The researchers knew from their previous work on pairs of pedestrians that a follower tends to match the walking direction and speed of a leader. From their new experiments, they found that each pedestrian controls their walking direction and speed by using two visual motions. First, they walk in a way that reduces the sideways motion of neighbors in the field of view. At the same time, they walk to reduce the expansion and contraction in the field of view, which happens when a neighbor gets closer or farther away. By using these two variables to control walking, they end up matching the average direction and speed of the crowd.
They also found that pedestrian participants responded less to virtual humans that were farther away, as might be expected, but that was driven by two visual factors, Warren says: the law of optics (things that are farther away in space have smaller visual motions) and the principle of occlusion (neighbors who are farther away are likely to be partially blocked by nearer neighbors, making them harder to see—and harder to follow).
Previous models had taken into account the effect of distance on crowd behavior, but not from a visual perspective. “We found that responses decrease with distance for two reasons that weren’t previously fully understood or appreciated,” Warren says, “and they both have to do with who the people in the crowd can see.”
When the researchers used the experiment results to create a new theory of collective motion, it successfully predicted individual trajectories in both virtual crowd experiments and real crowd data.
Warren explains that people in a group use visual information to guide their own walking—to turn left or right, or speed up or slow down to avoid collisions. The way they use that information to control their movements is referred to as the visual coupling, he says. The other individuals in the group are also behaving according to the same principles.
Social media, too
Warren adds that the findings from case studies like this could be extrapolated to other situations in which people or animals unconsciously coordinate their behavior—such as on social media.

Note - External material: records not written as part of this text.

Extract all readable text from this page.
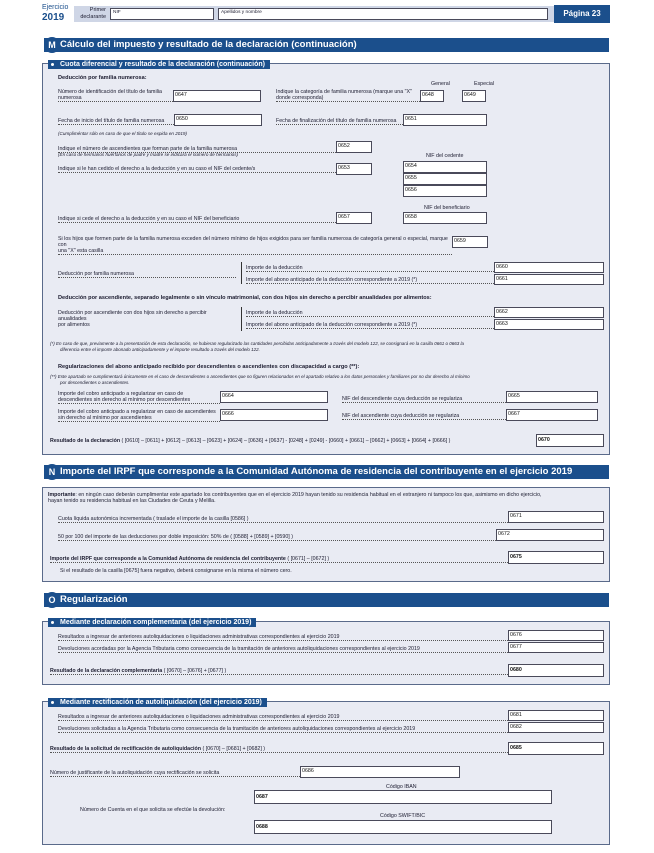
Ejercicio
2019
Primer
declarante
NIF	Apellidos y nombre	Página 23
Cálculo del impuesto y resultado de la declaración (continuación)
M
Cuota diferencial y resultado de la declaración (continuación)
Deducción por familia numerosa:
General	Especial
Número de identificación del título de familia
numerosa
0647	Indique la categoría de familia numerosa (marque una "X"
donde corresponda)
0648	0649
Fecha de inicio del título de familia numerosa	0650	Fecha de finalización del título de familia numerosa	0651
(Cumpliméntar sólo en caso de que el título se expida en 2019)
Indique el número de ascendientes que forman parte de la familia numerosa
(En caso de hermanos huérfanos de padre y madre se indicará el número de hermanos)
0652
NIF del cedente
Indique si le han cedido el derecho a la deducción y en su caso el NIF del cedente/s	0653	0654
0655
0656
NIF del beneficiario
Indique si cede el derecho a la deducción y en su caso el NIF del beneficiario	0657	0658
Si los hijos que formen parte de la familia numerosa exceden del número mínimo de hijos exigidos para ser familia numerosa de categoría general o especial, marque con
una "X" esta casilla
0659
Deducción por familia numerosa
Importe de la deducción	0660
Importe del abono anticipado de la deducción correspondiente a 2019 (*)	0661
Deducción por ascendiente, separado legalmente o sin vínculo matrimonial, con dos hijos sin derecho a percibir anualidades por alimentos:
Deducción por ascendiente con dos hijos sin derecho a percibir anualidades
por alimentos
Importe de la deducción	0662
Importe del abono anticipado de la deducción correspondiente a 2019 (*)	0663
(*) En caso de que, previamente a la presentación de esta declaración, se hubieran regularizado las cantidades percibidas anticipadamente a través del modelo 122, se consignará en la casilla 0661 o 0663 la
diferencia entre el importe abonado anticipadamente y el importe resultado a través del modelo 122.
Regularizaciones del abono anticipado recibido por descendientes o ascendientes con discapacidad a cargo (**):
(**) Este apartado se cumplimentará únicamente en el caso de descendientes o ascendientes que no figuren relacionados en el apartado relativo a los datos personales y familiares por no dar derecho al mínimo
por descendientes o ascendientes.
Importe del cobro anticipado a regularizar en caso de
descendientes sin derecho al mínimo por descendientes
0664	NIF del descendiente cuya deducción se regulariza	0665
Importe del cobro anticipado a regularizar en caso de ascendientes
sin derecho al mínimo por ascendientes
0666	NIF del ascendiente cuya deducción se regulariza	0667
Resultado de la declaración ( [0610] – [0611] + [0612] – [0613] – [0623] + [0624] – [0636] + [0637] - [0248] + [0249] - [0660] + [0661] – [0662] + [0663] + [0664] + [0666] )	0670
Importe del IRPF que corresponde a la Comunidad Autónoma de residencia del contribuyente en el ejercicio 2019
N
Importante: en ningún caso deberán cumplimentar este apartado los contribuyentes que en el ejercicio 2019 hayan tenido su residencia habitual en el extranjero ni tampoco los que, asimismo en dicho ejercicio,
hayan tenido su residencia habitual en las Ciudades de Ceuta y Melilla.
Cuota líquida autonómica incrementada ( traslade el importe de la casilla [0586] )	0671
50 por 100 del importe de las deducciones por doble imposición: 50% de ( [0588] + [0589] + [0590] )	0672
Importe del IRPF que corresponde a la Comunidad Autónoma de residencia del contribuyente ( [0671] – [0672] )	0675
Si el resultado de la casilla [0675] fuera negativo, deberá consignarse en la misma el número cero.
Regularización
O
Mediante declaración complementaria (del ejercicio 2019)
Resultados a ingresar de anteriores autoliquidaciones o liquidaciones administrativas correspondientes al ejercicio 2019	0676
Devoluciones acordadas por la Agencia Tributaria como consecuencia de la tramitación de anteriores autoliquidaciones correspondientes al ejercicio 2019	0677
Resultado de la declaración complementaria ( [0670] – [0676] + [0677] )	0680
Mediante rectificación de autoliquidación (del ejercicio 2019)
Resultados a ingresar de anteriores autoliquidaciones o liquidaciones administrativas correspondientes al ejercicio 2019	0681
Devoluciones solicitadas a la Agencia Tributaria como consecuencia de la tramitación de anteriores autoliquidaciones correspondientes al ejercicio 2019	0682
Resultado de la solicitud de rectificación de autoliquidación ( [0670] – [0681] + [0682] )	0685
Número de justificante de la autoliquidación cuya rectificación se solicita	0686
Código IBAN
Número de Cuenta en el que solicita se efectúe la devolución:
0687
Código SWIFT/BIC
0688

Instead of being visually coupled as in a crowd in a public space, people in social networks are electronically coupled through the internet. In both situations, there is the same strong tendency for a person to imitate others around them and follow those who are moving in a similar direction (ideologically as well as physically). But, as Warren and graduate student Trent Wirth found in other experiments, when one group starts to diverge too much from a person’s current “direction,” the person will reject that group and follow another group moving in a less divergent direction.

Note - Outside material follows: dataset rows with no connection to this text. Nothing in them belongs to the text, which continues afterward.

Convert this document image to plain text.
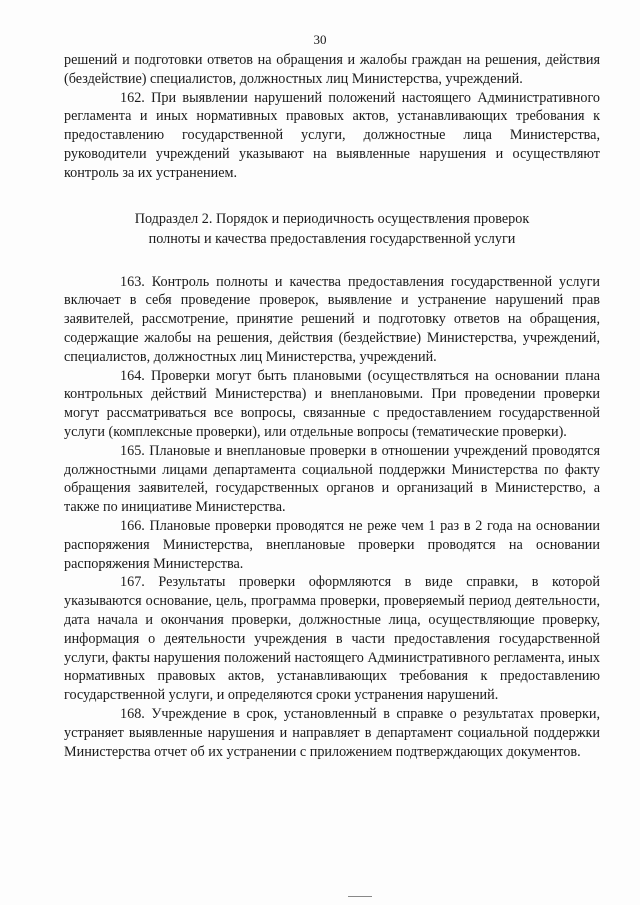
30

решений и подготовки ответов на обращения и жалобы граждан на решения, действия (бездействие) специалистов, должностных лиц Министерства, учреждений.

162. При выявлении нарушений положений настоящего Административного регламента и иных нормативных правовых актов, устанавливающих требования к предоставлению государственной услуги, должностные лица Министерства, руководители учреждений указывают на выявленные нарушения и осуществляют контроль за их устранением.

Подраздел 2. Порядок и периодичность осуществления проверок
полноты и качества предоставления государственной услуги

163. Контроль полноты и качества предоставления государственной услуги включает в себя проведение проверок, выявление и устранение нарушений прав заявителей, рассмотрение, принятие решений и подготовку ответов на обращения, содержащие жалобы на решения, действия (бездействие) Министерства, учреждений, специалистов, должностных лиц Министерства, учреждений.

164. Проверки могут быть плановыми (осуществляться на основании плана контрольных действий Министерства) и внеплановыми. При проведении проверки могут рассматриваться все вопросы, связанные с предоставлением государственной услуги (комплексные проверки), или отдельные вопросы (тематические проверки).

165. Плановые и внеплановые проверки в отношении учреждений проводятся должностными лицами департамента социальной поддержки Министерства по факту обращения заявителей, государственных органов и организаций в Министерство, а также по инициативе Министерства.

166. Плановые проверки проводятся не реже чем 1 раз в 2 года на основании распоряжения Министерства, внеплановые проверки проводятся на основании распоряжения Министерства.

167. Результаты проверки оформляются в виде справки, в которой указываются основание, цель, программа проверки, проверяемый период деятельности, дата начала и окончания проверки, должностные лица, осуществляющие проверку, информация о деятельности учреждения в части предоставления государственной услуги, факты нарушения положений настоящего Административного регламента, иных нормативных правовых актов, устанавливающих требования к предоставлению государственной услуги, и определяются сроки устранения нарушений.

168. Учреждение в срок, установленный в справке о результатах проверки, устраняет выявленные нарушения и направляет в департамент социальной поддержки Министерства отчет об их устранении с приложением подтверждающих документов.
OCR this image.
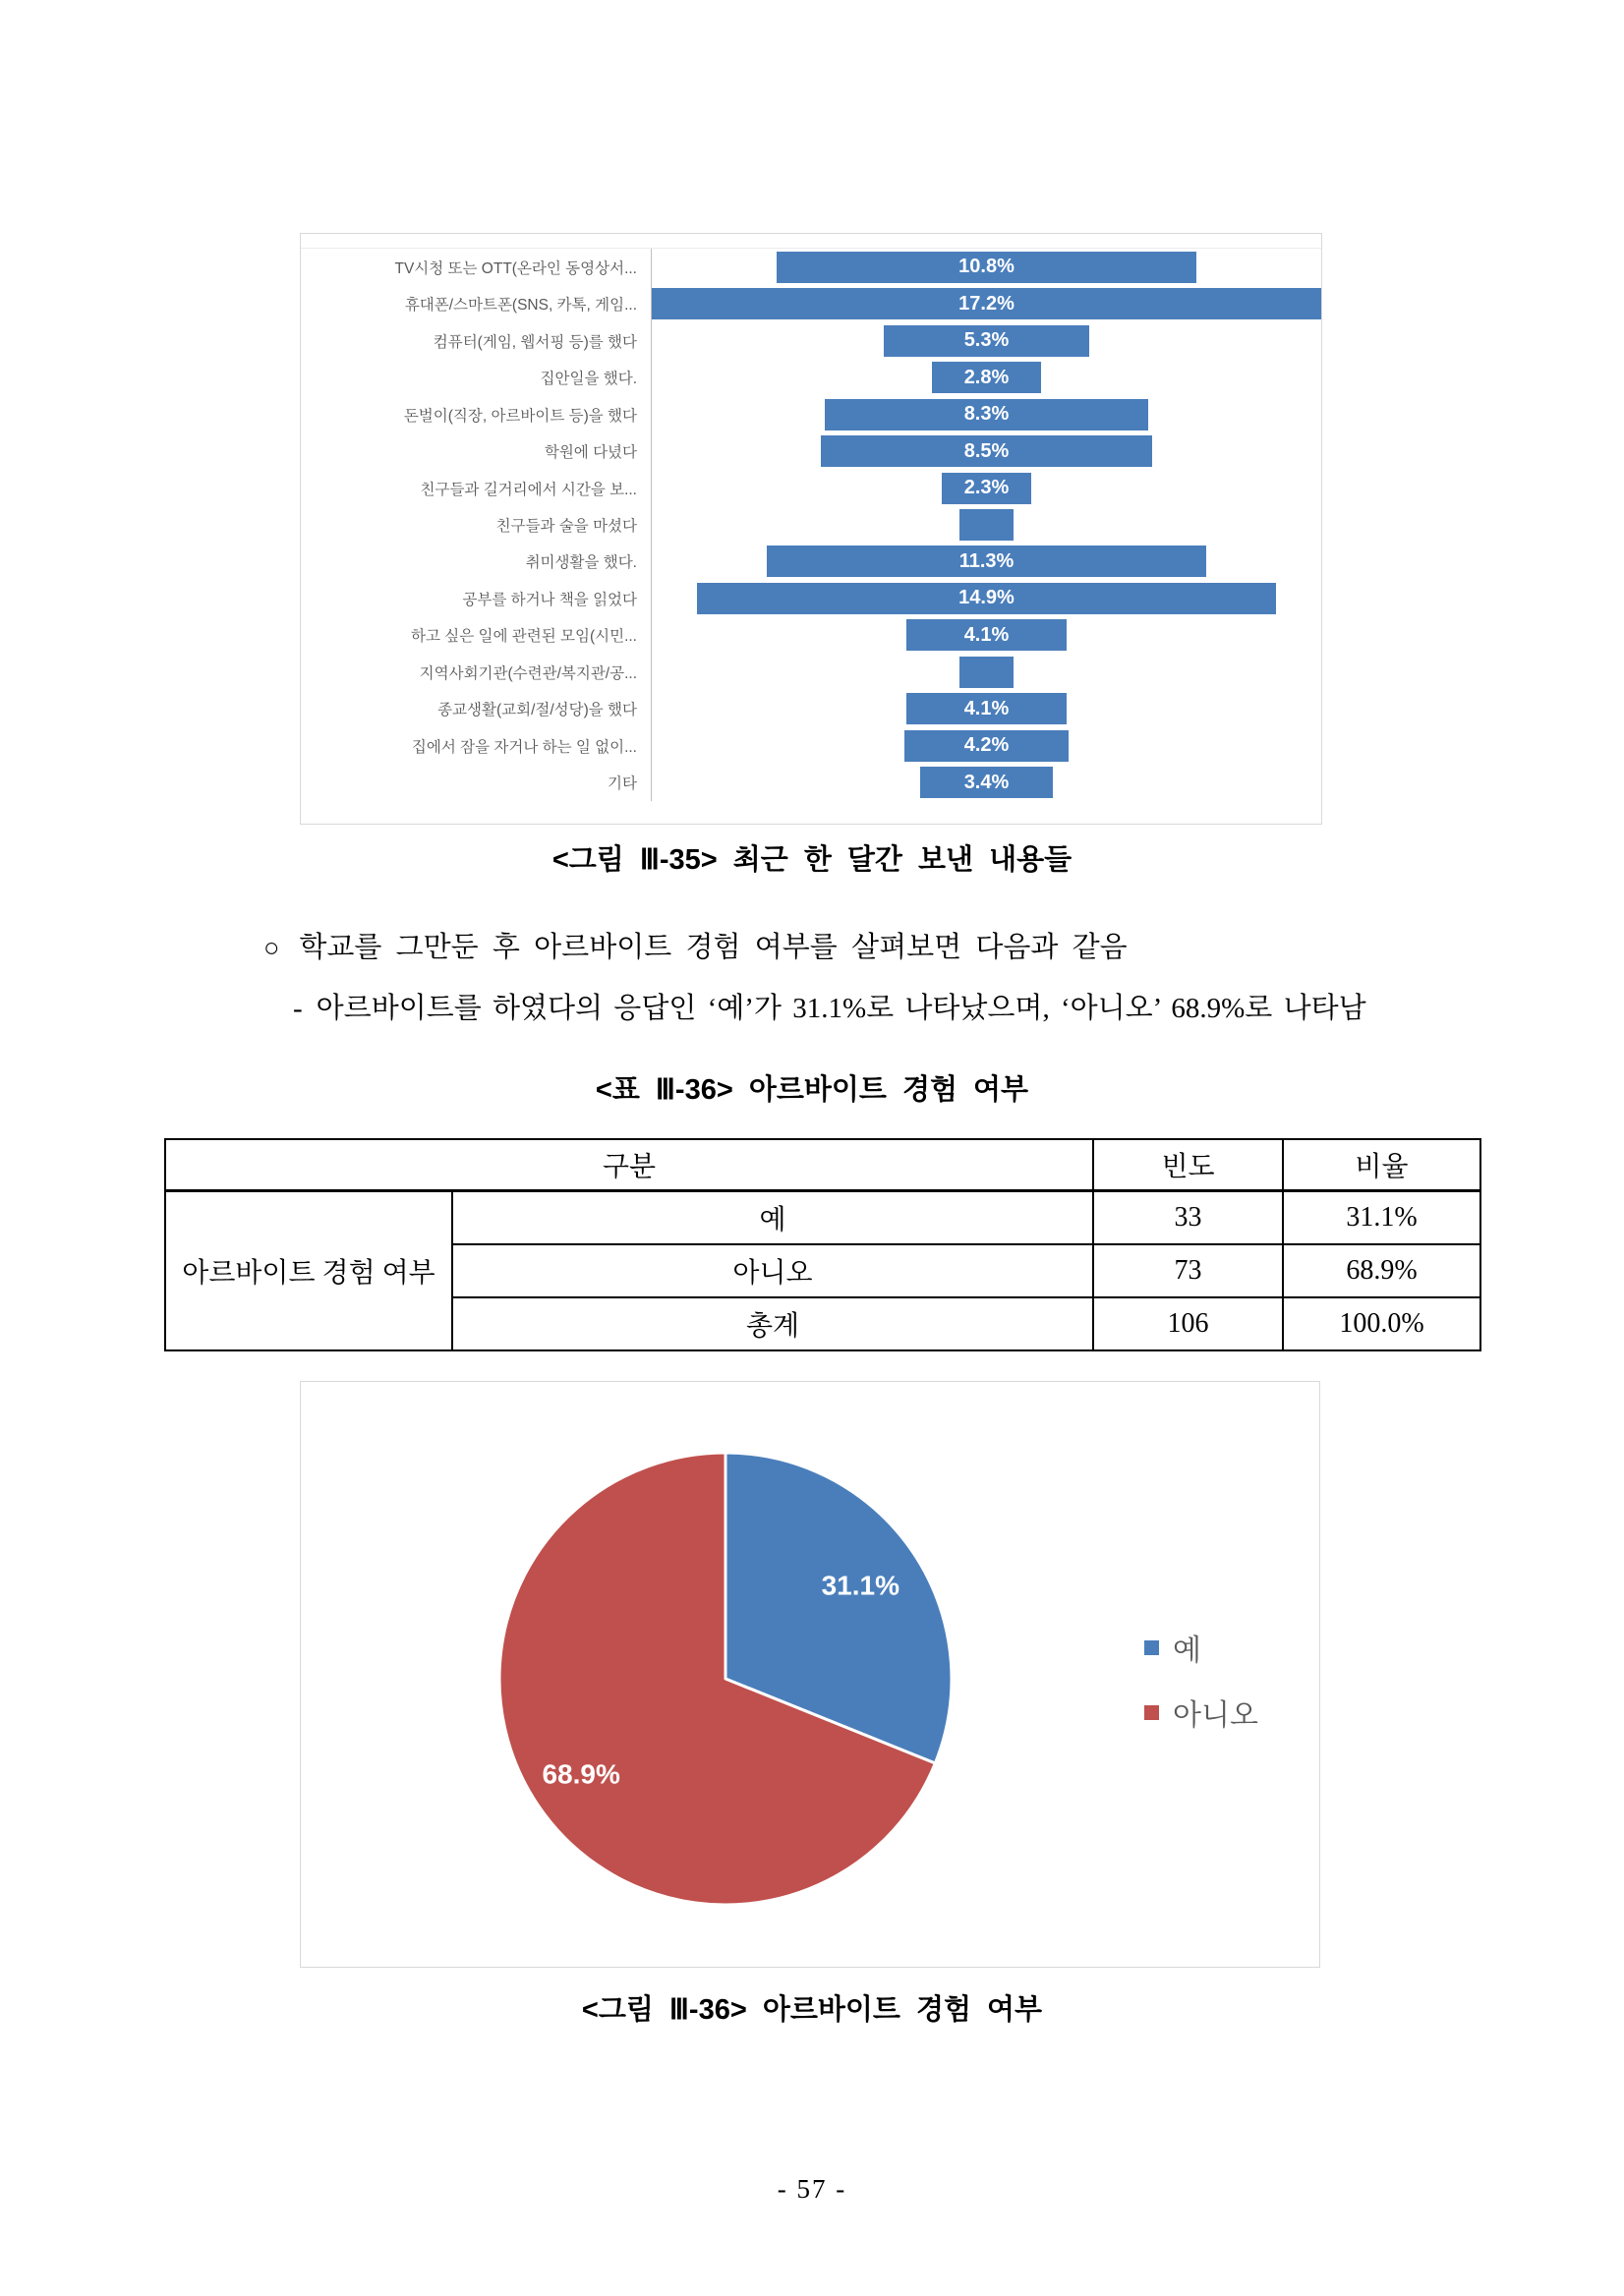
TV시청 또는 OTT(온라인 동영상서...	10.8%
휴대폰/스마트폰(SNS, 카톡, 게임...	17.2%
컴퓨터(게임, 웹서핑 등)를 했다	5.3%
집안일을 했다.	2.8%
돈벌이(직장, 아르바이트 등)을 했다	8.3%
학원에 다녔다	8.5%
친구들과 길거리에서 시간을 보...	2.3%
친구들과 술을 마셨다
취미생활을 했다.	11.3%
공부를 하거나 책을 읽었다	14.9%
하고 싶은 일에 관련된 모임(시민...	4.1%
지역사회기관(수련관/복지관/공...
종교생활(교회/절/성당)을 했다	4.1%
집에서 잠을 자거나 하는 일 없이...	4.2%
기타	3.4%
<그림 Ⅲ-35> 최근 한 달간 보낸 내용들
○ 학교를 그만둔 후 아르바이트 경험 여부를 살펴보면 다음과 같음
- 아르바이트를 하였다의 응답인 ‘예’가 31.1%로 나타났으며, ‘아니오’ 68.9%로 나타남
<표 Ⅲ-36> 아르바이트 경험 여부
구분		빈도	비율
아르바이트 경험 여부	예	33	31.1%
	아니오	73	68.9%
	총계	106	100.0%
31.1%
68.9%
예
아니오
<그림 Ⅲ-36> 아르바이트 경험 여부
- 57 -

“The visual network among people in a crowd isn’t that dissimilar from a social network on social media, in terms of how people are interacting,” he says. “You see analogous kinds of consensus and polarization.”
Warren says that future studies from his lab will continue to explore crowd networks and collective decision-making, especially how groups decide to split or bifurcate to take different paths in physical space or in an online social network.
“There are all sorts of decisions being made at the individual level, but also collectively in groups,” Warren says. “Our new study is just one case study of this self-organized collective behavior.”
The paper is based on an idea developed by Gregory Dachner, who earned his PhD at Brown in 2020, and is a study coauthor.
This research had support from the National Institutes of Health and the National Science Foundation.